PN Bulukumba Wujudkan Restorative Justice dalam Perkara Penganiayaan

Bulukumba – Pengadilan Negeri (PN) Bulukumba kembali menegaskan perannya dalam mendorong penyelesaian perkara pidana yang berorientasi pada pemulihan melalui penerapan keadilan restoratif (restorative justice) dalam perkara Nomor 53/Pid.B/2026/PN Blk.
Perkara tersebut melibatkan Terdakwa Aco, dalam kasus penganiayaan terhadap korban Sinar yang terjadi pada Jumat (2/1).
Peristiwa yang dipicu sengketa utang piutang keluarga ini mengakibatkan korban mengalami luka lebam akibat trauma benda tumpul.
Dalam tahap pemeriksaan di persidangan, majelis hakim mengambil peran aktif dengan menawarkan penyelesaian melalui mekanisme restorative justice.
Langkah ini dilakukan setelah mempertimbangkan, perkara tersebut memenuhi kriteria sebagaimana diatur dalam ketentuan perundang-undangan, antara lain ancaman pidana di bawah lima tahun serta bukan merupakan tindak pidana berulang.

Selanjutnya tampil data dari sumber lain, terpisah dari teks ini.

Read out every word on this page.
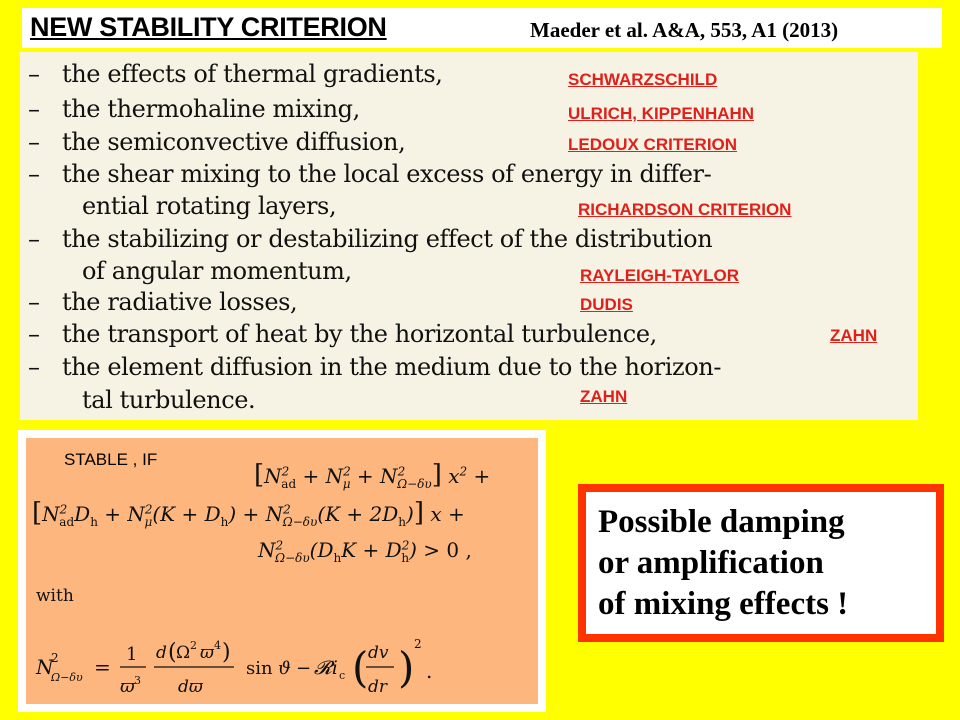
NEW STABILITY CRITERION	Maeder et al. A&A, 553, A1 (2013)
– the effects of thermal gradients,
– the thermohaline mixing,
– the semiconvective diffusion,
– the shear mixing to the local excess of energy in differ-
ential rotating layers,
– the stabilizing or destabilizing effect of the distribution
of angular momentum,
– the radiative losses,
– the transport of heat by the horizontal turbulence,
– the element diffusion in the medium due to the horizon-
tal turbulence.
SCHWARZSCHILD
ULRICH, KIPPENHAHN
LEDOUX CRITERION
RICHARDSON CRITERION
RAYLEIGH-TAYLOR
DUDIS
ZAHN
ZAHN
STABLE , IF
$[N^2_{ad} + N^2_\mu + N^2_{\Omega-\delta\upsilon}] x^2$ +
$[N^2_{ad}D_h + N^2_\mu(K + D_h) + N^2_{\Omega-\delta\upsilon}(K + 2D_h)] x$ +
$N^2_{\Omega-\delta\upsilon}(D_hK + D^2_h) > 0$ ,
with
N
2
Ω−δυ =
1
ϖ 3
d ( Ω 2 ϖ 4 )
dϖ
sin ϑ − 𝓡i c ( dv
dr ) 2
.
Possible damping
or amplification
of mixing effects !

Penerapan pendekatan ini didasarkan pada Undang-Undang Nomor 20 Tahun 2025 tentang KUHAP, yang menandai penguatan legitimasi keadilan restoratif dalam sistem peradilan pidana.
Melalui regulasi ini, penyelesaian perkara tidak lagi semata berorientasi pada penghukuman, melainkan juga pada pemulihan hubungan antara pelaku dan korban.
Dalam proses tersebut, para pihak dipertemukan dalam forum dialog yang difasilitasi oleh pengadilan untuk mencapai kesepakatan yang berorientasi pada pemulihan keadaan semula.
Kesepakatan tersebut dilaksanakan berdasarkan itikad baik para pihak dan berada dalam pengawasan pengadilan.
Hasil kesepakatan damai tersebut selanjutnya menjadi salah satu pertimbangan bagi majelis hakim dalam mengambil putusan, baik dalam aspek pemidanaan maupun dalam menentukan bentuk penyelesaian yang paling mencerminkan keadilan substantif.
Penerapan restorative justice ini mencerminkan pendekatan hukum yang lebih adaptif dan humanis, sekaligus memberikan kontribusi dalam menjaga keseimbangan antara kepastian hukum, keadilan, dan kemanfaatan, termasuk dalam mengurangi beban perkara serta dampak sosial dari pemidanaan.
Keberhasilan ini menunjukkan komitmen PN Bulukumba dalam mengimplementasikan sistem peradilan pidana yang modern, dengan menempatkan pemulihan korban dan rekonsiliasi sosial sebagai bagian penting dari tujuan penegakan hukum.